Sistersong, the collective of women of color who came up with the Reproductive Justice framework; Marlene Gerber Fried, cofounder of the National Network of Abortion Funds and director of the Civil Liberties and Public Policy Program at Hampshire College; Aspen Baker and the rest of Exhale; Peg Johnston and the rest of the Abortion Conversation Project. Countless others!
You recently created a new project—the “I Was Raped” T-shirt and documentary film—whose framework resembles the “I Had an Abortion” campaign, but is different in that it asks survivors to disclose an experience they did not control. What do you hear from people wearing the shirts, and how do you think this project has shifted discourse about rape?
I’m not sure there has been much impact yet as I have only launched the shirts and am midway though making the film. Still, I have heard from TONS of people. Any speech I make where I mention I am working on this project, at least three people come up after the talk with personal stories of sexual assault.
The people who have worn the shirts have said that they feel unbelievably vulnerable and judged. There was an article [about the shirt] in the Times and Christen Clifford, the woman who wore the shirt, said that even though she has made art about her rape experience, wearing the shirt was scary—even though nothing happened to her. The reporter, on the other hand, was totally freaked out because Christen wore it to go pick up her son at pre-K, and the reporter thought: “People are going to think she is so crazy—both because we think rape victims are damaged and because she would wear a shirt like this.” I think it challenges the wearer, for sure, but it really challenges the viewer.
I know that the shirt, like the abortion shirt—which also made people feel vulnerable and judged, not least by themselves!—is shocking.

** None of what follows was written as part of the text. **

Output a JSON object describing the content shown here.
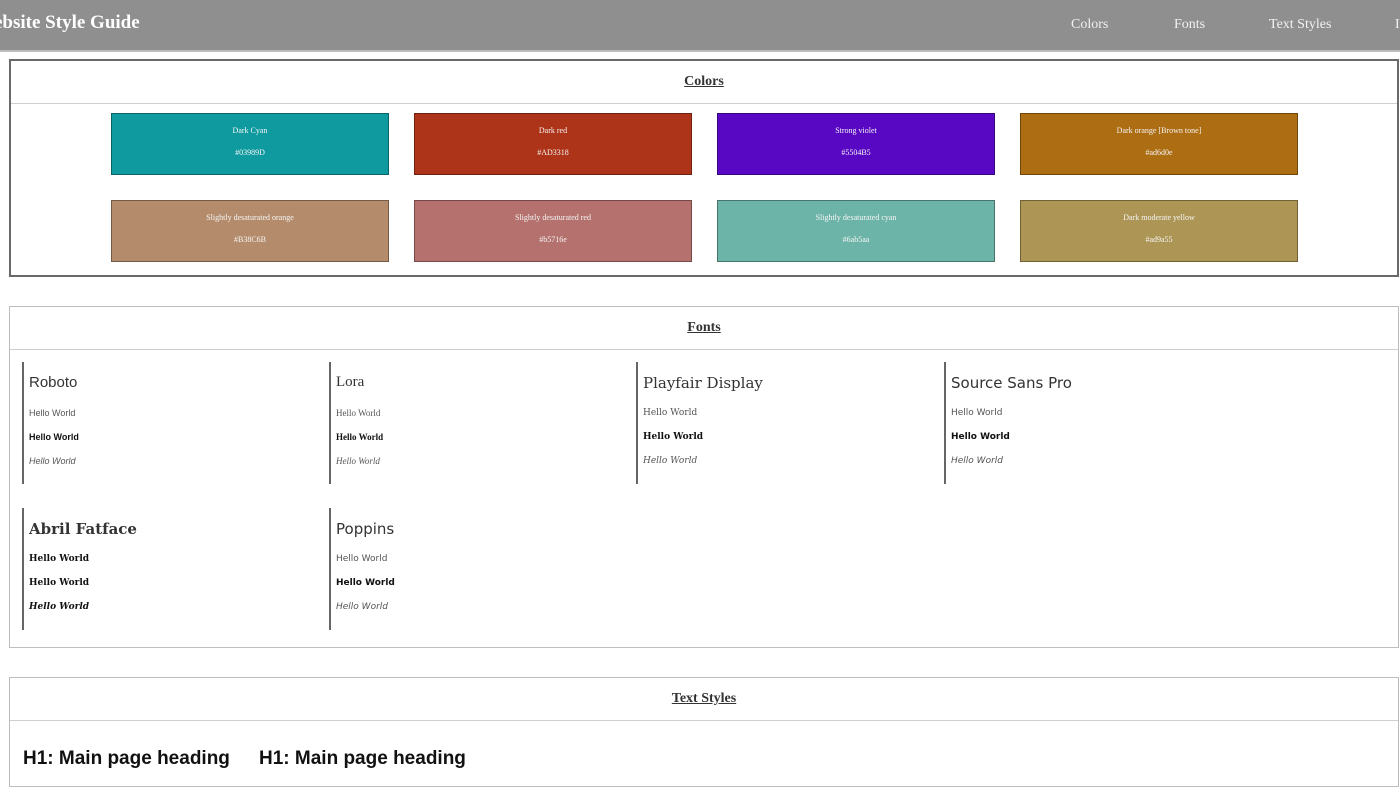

I think owning and getting to the point of wearing it is a journey wherein, ideally, one confronts all the stigma and shame and blame that oneself feels.
You’ve documented countless stories in both the abortion and rape projects—is there one particular story that’s impacted you the most?

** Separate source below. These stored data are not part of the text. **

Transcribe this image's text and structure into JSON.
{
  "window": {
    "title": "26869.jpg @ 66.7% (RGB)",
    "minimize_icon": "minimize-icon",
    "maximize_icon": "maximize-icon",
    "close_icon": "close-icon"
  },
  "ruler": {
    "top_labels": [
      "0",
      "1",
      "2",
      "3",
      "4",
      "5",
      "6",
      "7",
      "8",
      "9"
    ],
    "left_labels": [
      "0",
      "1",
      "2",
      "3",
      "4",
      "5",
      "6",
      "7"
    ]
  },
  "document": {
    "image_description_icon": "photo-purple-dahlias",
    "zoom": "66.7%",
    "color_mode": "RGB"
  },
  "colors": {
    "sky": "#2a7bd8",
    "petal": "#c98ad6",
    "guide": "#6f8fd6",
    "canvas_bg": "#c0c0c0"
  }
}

Hmmmm. I cry the hardest when I hear from the women who had terrifying illegal abortions in some garage by a guy who then molested them, or the 20-year-old Vassar junior who held the hand of the thirteen-year-old Albany girl sent down to D.C. alone by her parents for an abortion in 1965 and wondered if they were just lambs to the slaughter. The risk and humiliation that many women went through pre-Roe astonished me. Again, I always knew the general contours, but when you hear someone tell their story, it’s different.

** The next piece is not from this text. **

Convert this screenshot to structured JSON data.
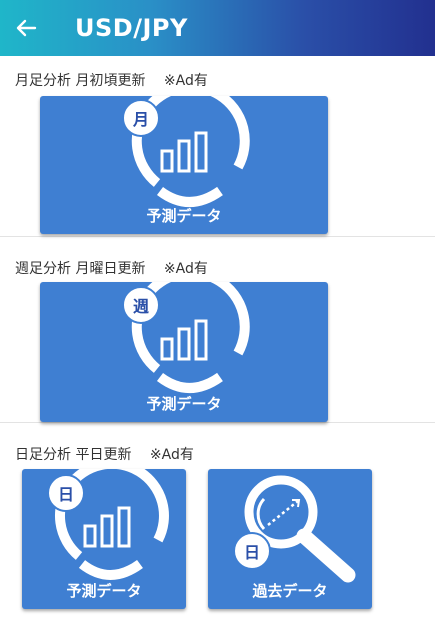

Having said that, I learned more from the women who had legal abortions. Illegal abortion is so clearly fucked up, but legal abortion is really complicated with room for improvement, too.
Right now, in the rape project, I’m very struck by a young woman, Annie, who tells of her dad incesting her. She kind of laughs throughout its telling, and her embarrassment and nervousness and how raw her story is convey to me how lifelong of a process dealing with sexual abuse is or can be. She’s very together, yet also just barely dealing with what happened to her (or so it seems to me). Her bravery in confronting a big taboo is striking to me, too.
You’ve been a feminist organizer for fifteen years and have spoken to countless women and men across the country. What do you continue to find remarkable about the feminist landscape in our country?
I am amazed by how many people are out there living feminist lives, but not calling it feminism, either because they haven’t had an entry point to the movement or philosophy or because they see it as redundant. (If you’re liberated, you don’t need to say you’re liberated to make it true.) I see sexism and misogyny all over the place, of course—in fact, I’m still reeling from how people responded to Hillary Clinton last year, and [Sarah] Palin!—but I love how much feminism and resistance I see. I feel really hopeful. I hope I’m not deluded.